Estimating the Effects of Tobacco-21 on Youth Tobacco Use and Sales

In the United States, tobacco use is estimated to cause approximately a half-million preventable deaths (Office of the Surgeon General, 2012) and $170 billion in tobacco-related healthcare expenditures (Xu et al., 2015) each year.1 Various heart and respiratory diseases and several forms of cancer are among some of the well-known consequences of combustible tobacco use. According to the 2012 Surgeon General's Report, roughly 96 percent of smokers began smoking before age 21 (U.S. Department of Health and Human Services, 2012). There is also evidence that the age of initiation has long-term effects on the intensity of addiction and capacity to quit, as many smokers that began smoking while young become addicted between the ages of 18 and 21 (Taioli and Wynder, 1991; Kwan et al., 2015).
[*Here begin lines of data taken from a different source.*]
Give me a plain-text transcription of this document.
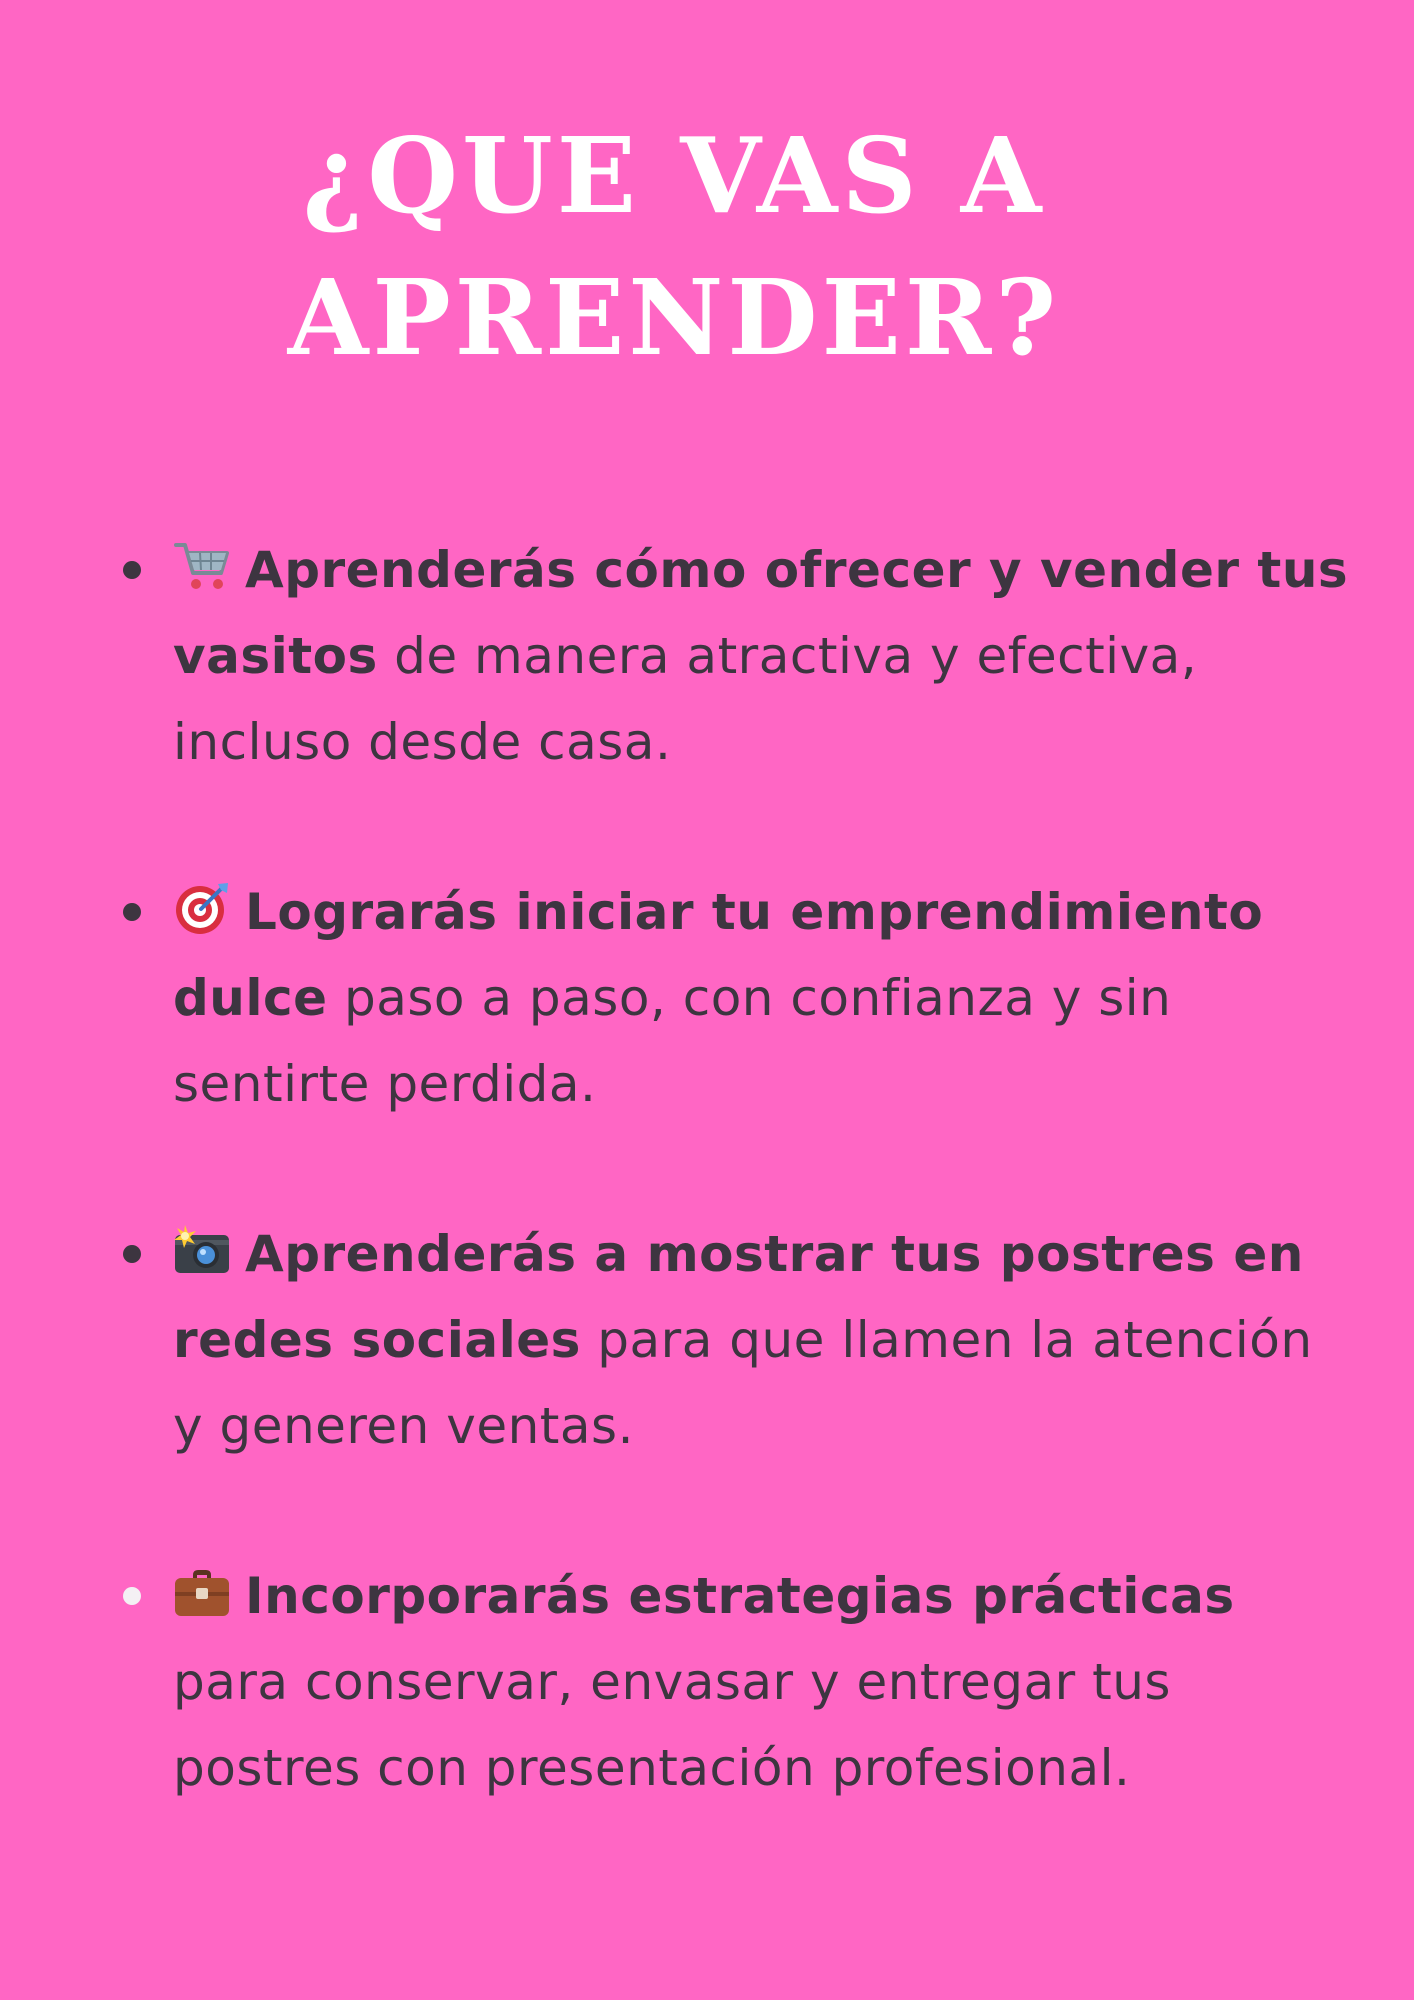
¿QUE VAS A
APRENDER?
Aprenderás cómo ofrecer y vender tus vasitos de manera atractiva y efectiva, incluso desde casa.
Lograrás iniciar tu emprendimiento dulce paso a paso, con confianza y sin sentirte perdida.
Aprenderás a mostrar tus postres en redes sociales para que llamen la atención y generen ventas.
Incorporarás estrategias prácticas para conservar, envasar y entregar tus postres con presentación profesional.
Many public policies have been implemented to reduce smoking, such as imposing higher taxes, issuing statutory warnings on labels and packaging, and raising the minimum legal sales age (MLSA) for tobacco products. In 1992, the MLSA for tobacco products was set to 18 at the federal level. By 2005, only four states (Alabama, Alaska, New Jersey, and Utah) had raised their MLSA to 19. More recently, a significant push has been made to raise the MLSA to 21. As of mid-2019 (the end of our study period), six states and 482 counties or cities had passed Tobacco 21 (T21) laws (American Lung Association, 2019). T21 was signed into law nationally at the end of 2019, though as of November 2022 the FDA has not yet promulgated final rules and so it is unclear the extent to which the law is being enforced.
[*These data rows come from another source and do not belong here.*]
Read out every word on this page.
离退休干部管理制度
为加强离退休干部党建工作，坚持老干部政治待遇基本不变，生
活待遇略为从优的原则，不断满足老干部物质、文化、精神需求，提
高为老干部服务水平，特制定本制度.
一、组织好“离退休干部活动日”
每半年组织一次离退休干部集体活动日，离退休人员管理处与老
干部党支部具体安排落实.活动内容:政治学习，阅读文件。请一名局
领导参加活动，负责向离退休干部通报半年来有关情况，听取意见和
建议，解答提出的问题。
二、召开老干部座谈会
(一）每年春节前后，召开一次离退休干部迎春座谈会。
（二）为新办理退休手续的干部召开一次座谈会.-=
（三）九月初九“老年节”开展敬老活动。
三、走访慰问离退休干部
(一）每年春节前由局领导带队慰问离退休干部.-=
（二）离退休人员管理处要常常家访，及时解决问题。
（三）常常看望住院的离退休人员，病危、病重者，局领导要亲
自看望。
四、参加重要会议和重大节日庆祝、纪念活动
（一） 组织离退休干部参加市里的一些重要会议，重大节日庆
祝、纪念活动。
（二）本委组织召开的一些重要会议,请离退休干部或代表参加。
Our paper contributes by expanding the literature on the effect of T21 in several key dimensions. First, we unpack mechanisms for how T21 laws operate. In particular, T21 laws should increase ID checking when purchasing tobacco for individuals newly covered by the ID requirement, which we will test directly. More speculatively, T21 laws could also raise perceptions of the dangers of tobacco product use, thus reducing use and sales. Additionally, T21 laws increase MLSAs for both cigarettes and e-cigarettes to 21 rather than a combustible-21 only strategy that allows e-cigarettes to continue to be sold at the previous MLSA. Therefore T21 could indirectly increase e-cigarette risk perceptions by more than cigarette risk perceptions if youth previously believed e-cigarettes to be safer products and are now more likely to believe them to be equally as harmful. Higher e-cigarette risk perceptions could offset public health gains that e-cigarettes could otherwise achieve (Viscusi, 2016; Viscusi, 2020).

A second major contribution of our paper is to use cigarette and e-cigarette sales data from the Nielsen Retail Scanner database, in addition to survey data on use. Self-reported tobacco product use information is vulnerable to systematic bias from T21 laws if newly covered individuals become less likely to admit to using a newly restricted product. Sales data thus provide an objective data source to explore key relationships observed from self-reported use information. In addition, we complement recent work on T21 by Hansen et al. (2023) by using a different survey data source – Monitoring the Future (MTF) – to study the effects of T-21 laws on cigarette and e-cigarette use among those newly bound by T-21 laws (18-year-old 12th graders) as well as younger 12th graders, 8th graders, and 10th graders.

In sum, we make unique contributions in terms of studying how T21 laws work.

Our main finding is that T21 reduces cigarette use for all grades, with especially large effects for 12th graders. We also find causal evidence that T21 reduces e-cigarette use for 12th graders. T21 increases perceptions of the risk of both tobacco products, but more for e-cigarettes. We find complementary evidence using sales data that T21 reduces tobacco product sales.

The rest of the paper is organized as follows. In the next section, we provide a brief history of T21 legislation. We also critically review the current literature on T21 and tobacco MLSA laws in general. Section 3 describes the data and empirical specifications. Section 4 reports the main results and those from sensitivity analyses. The last section concludes with a discussion of the policy implications of our findings.